Speaking of which, we also need to add the
CustomerServiceImpl
configuration to the Spring
configuration:
<?xml version="1.0" encoding="UTF-8"?> <beans xmlns="http://www.springframework.org/schema/beans" xmlns:xsi="http://www.w3.org/2001/XMLSchema-instance" xmlns:aop="http://www.springframework.org/schema/aop" xsi:schemaLocation="http://www.springframework.org/schema/beans http://www.springframework.org/schema/beans/spring-beans.xsd http://www.springframework.org/schema/aop http://www.springframework.org/schema/aop/spring-aop.xsd"> <aop:spring-configured/> <bean id="customerDao" class="com.habuma.account.CustomerDaoImpl"/> <bean id="customer" class="com.habuma.account.Customer" lazy-init="true"> <property name="dao" ref="customerDao" /> </bean> <bean id="customerService" class="com.habuma.account.CustomerServiceImpl"> <property name="dao" ref="customerDao" /> </bean> </beans>
The actual implementation of CustomerDaoImpl
is up to
you. It could be Hibernate-based, iBATIS-based, OJB-based,
TopLink-based, or (in Spring 2.0), it could be based on the Java
Persistance API. For purposes of this example, I've implemented a dummy
implementation of CustomerDao
that looks like this:
public class CustomerDaoImpl implements CustomerDao { public CustomerDaoImpl() {} public void save(Customer customer) { System.out.println("SAVING A CUSTOMER:"); System.out.println(" customer.id = " + customer.getId()); System.out.println(" customer.name = " + customer.getName()); } public Customer load(Integer id) { System.out.println("LOADING A CUSTOMER WITH ID: " + id); Customer customer = new Customer(); customer.setId(id); customer.setName("Craig Walls"); return customer; } }
Now let's give it a try. Create a class with a main()
method that looks like this:
public static void main(String[] args) { ApplicationContext ctx = new ClassPathXmlApplicationContext("com/habuma/account/applicationContext.xml"); CustomerService service = (CustomerService) ctx.getBean("customerService"); service.copyAndTweakCustomer(new Integer(5)); }
Using my dummy CustomerDaoImpl
, you should see the
following output on STDOUT:
LOADING A CUSTOMER WITH ID: 5 SAVING A CUSTOMER: customer.id = 5 customer.name = Michael Walls SAVING A CUSTOMER: customer.id = 6 customer.name = Craig Walls
@SpringConfigured
and <aop:spring-configured/>
together represent just one of several awesome improvements being made in Spring 2.0. In this article, you also saw a hint of some XML simplification that's coming.

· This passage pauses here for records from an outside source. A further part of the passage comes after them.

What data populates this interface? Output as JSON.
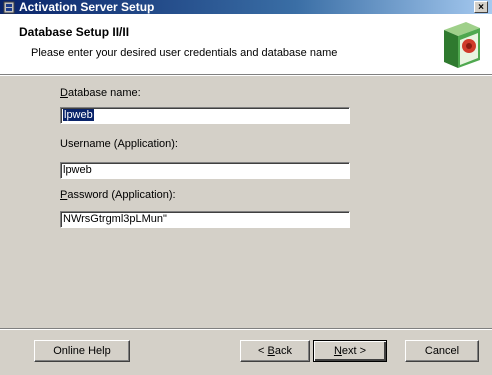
{
  "window": {
    "title": "Activation Server Setup",
    "close_glyph": "×"
  },
  "header": {
    "title": "Database Setup II/II",
    "subtitle": "Please enter your desired user credentials and database name"
  },
  "form": {
    "db_name": {
      "label_accel": "D",
      "label_rest": "atabase name:",
      "value": "lpweb"
    },
    "username": {
      "label": "Username (Application):",
      "value": "lpweb"
    },
    "password": {
      "label_accel": "P",
      "label_rest": "assword (Application):",
      "value": "NWrsGtrgml3pLMun\""
    }
  },
  "buttons": {
    "online_help": "Online Help",
    "back_prefix": "< ",
    "back_accel": "B",
    "back_rest": "ack",
    "next_accel": "N",
    "next_rest": "ext >",
    "cancel": "Cancel"
  },
  "colors": {
    "titlebar_start": "#0a246a",
    "selection": "#0a246a",
    "dialog_bg": "#d4d0c8"
  }
}
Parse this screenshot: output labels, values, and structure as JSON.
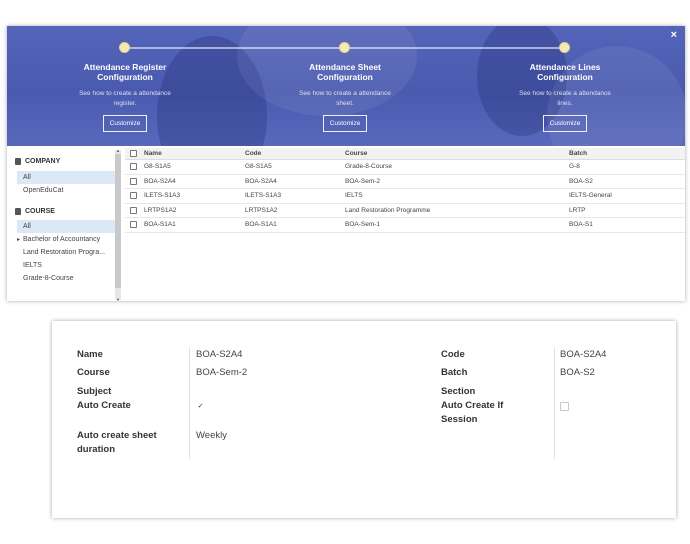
{
  "colors": {
    "banner": "#4f5fb3",
    "step_dot": "#f4eab8",
    "active_row": "#dbe8f5"
  },
  "wizard": {
    "close_icon": "×",
    "steps": [
      {
        "title_line1": "Attendance Register",
        "title_line2": "Configuration",
        "desc_line1": "See how to create a attendance",
        "desc_line2": "register.",
        "button": "Customize"
      },
      {
        "title_line1": "Attendance Sheet",
        "title_line2": "Configuration",
        "desc_line1": "See how to create a attendance",
        "desc_line2": "sheet.",
        "button": "Customize"
      },
      {
        "title_line1": "Attendance Lines",
        "title_line2": "Configuration",
        "desc_line1": "See how to create a attendance",
        "desc_line2": "lines.",
        "button": "Customize"
      }
    ]
  },
  "sidebar": {
    "company": {
      "title": "COMPANY",
      "icon": "building-icon",
      "items": [
        "All",
        "OpenEduCat"
      ]
    },
    "course": {
      "title": "COURSE",
      "icon": "book-icon",
      "items": [
        "All",
        "Bachelor of Accountancy",
        "Land Restoration Progra...",
        "IELTS",
        "Grade-8-Course"
      ]
    }
  },
  "table": {
    "columns": [
      "Name",
      "Code",
      "Course",
      "Batch"
    ],
    "rows": [
      [
        "G8-S1A5",
        "G8-S1A5",
        "Grade-8-Course",
        "G-8"
      ],
      [
        "BOA-S2A4",
        "BOA-S2A4",
        "BOA-Sem-2",
        "BOA-S2"
      ],
      [
        "ILETS-S1A3",
        "ILETS-S1A3",
        "IELTS",
        "IELTS-General"
      ],
      [
        "LRTPS1A2",
        "LRTPS1A2",
        "Land Restoration Programme",
        "LRTP"
      ],
      [
        "BOA-S1A1",
        "BOA-S1A1",
        "BOA-Sem-1",
        "BOA-S1"
      ]
    ]
  },
  "form": {
    "name_label": "Name",
    "name_value": "BOA-S2A4",
    "course_label": "Course",
    "course_value": "BOA-Sem-2",
    "subject_label": "Subject",
    "auto_create_label": "Auto Create",
    "auto_create_checked": "✓",
    "auto_duration_label_1": "Auto create sheet",
    "auto_duration_label_2": "duration",
    "auto_duration_value": "Weekly",
    "code_label": "Code",
    "code_value": "BOA-S2A4",
    "batch_label": "Batch",
    "batch_value": "BOA-S2",
    "section_label": "Section",
    "auto_session_label_1": "Auto Create If",
    "auto_session_label_2": "Session"
  }
}
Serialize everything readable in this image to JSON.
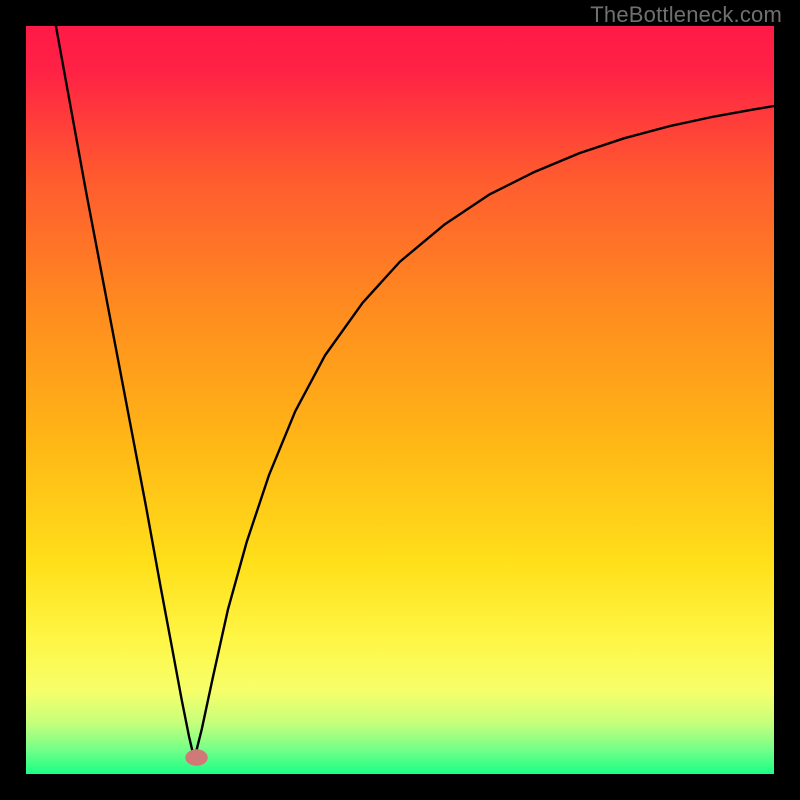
{
  "watermark": "TheBottleneck.com",
  "chart_data": {
    "type": "line",
    "title": "",
    "xlabel": "",
    "ylabel": "",
    "xlim": [
      0,
      100
    ],
    "ylim": [
      0,
      100
    ],
    "gradient_stops": [
      {
        "offset": 0.0,
        "color": "#ff1a47"
      },
      {
        "offset": 0.06,
        "color": "#ff2245"
      },
      {
        "offset": 0.2,
        "color": "#ff5a2f"
      },
      {
        "offset": 0.38,
        "color": "#ff8c1f"
      },
      {
        "offset": 0.55,
        "color": "#ffb516"
      },
      {
        "offset": 0.72,
        "color": "#ffe01a"
      },
      {
        "offset": 0.82,
        "color": "#fff646"
      },
      {
        "offset": 0.89,
        "color": "#f6ff6a"
      },
      {
        "offset": 0.93,
        "color": "#c8ff7a"
      },
      {
        "offset": 0.965,
        "color": "#7aff88"
      },
      {
        "offset": 1.0,
        "color": "#1aff86"
      }
    ],
    "minimum_point": {
      "x": 22.5,
      "y": 2.0
    },
    "marker": {
      "cx": 22.8,
      "cy": 2.2,
      "rx": 1.5,
      "ry": 1.1,
      "fill": "#cf7a77"
    },
    "series": [
      {
        "name": "left-branch",
        "x": [
          4.0,
          6.0,
          8.0,
          10.0,
          12.0,
          14.0,
          16.0,
          18.0,
          19.5,
          20.8,
          21.8,
          22.5
        ],
        "y": [
          100.0,
          89.0,
          78.0,
          67.5,
          57.0,
          46.5,
          36.0,
          25.0,
          17.0,
          10.0,
          5.0,
          2.0
        ]
      },
      {
        "name": "right-branch",
        "x": [
          22.5,
          23.5,
          25.0,
          27.0,
          29.5,
          32.5,
          36.0,
          40.0,
          45.0,
          50.0,
          56.0,
          62.0,
          68.0,
          74.0,
          80.0,
          86.0,
          92.0,
          97.0,
          100.0
        ],
        "y": [
          2.0,
          6.0,
          13.0,
          22.0,
          31.0,
          40.0,
          48.5,
          56.0,
          63.0,
          68.5,
          73.5,
          77.5,
          80.5,
          83.0,
          85.0,
          86.6,
          87.9,
          88.8,
          89.3
        ]
      }
    ]
  }
}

And Spring 2.0 will also come with the 1.0 release of Spring Web Flow, support for the Java Persistence API, and many more goodies to watch out for. Keep an eye on this blog. As I have time and as I try out the new Spring 2.0 features, I'll tell you about them here.
What if it doesn't work?
The use of BeanConfigurer
assumes several things:
- The use of Spring 2.0 (M1 will be out any day now, but you can download a fairly recent version from the nightly builds). You'll need spring.jar and commons-logging.jar in the classpath.
- It requires Java 5 due to the use of the
@SpringConfigured
annotation. - The code should be compiled with AspectJ's "ajc" compiler. This
is so that AspectJ gets a chance to weave
BeanConfigurer
intoCustomer
. Once compiled, it can be run using any Java 5 JVM.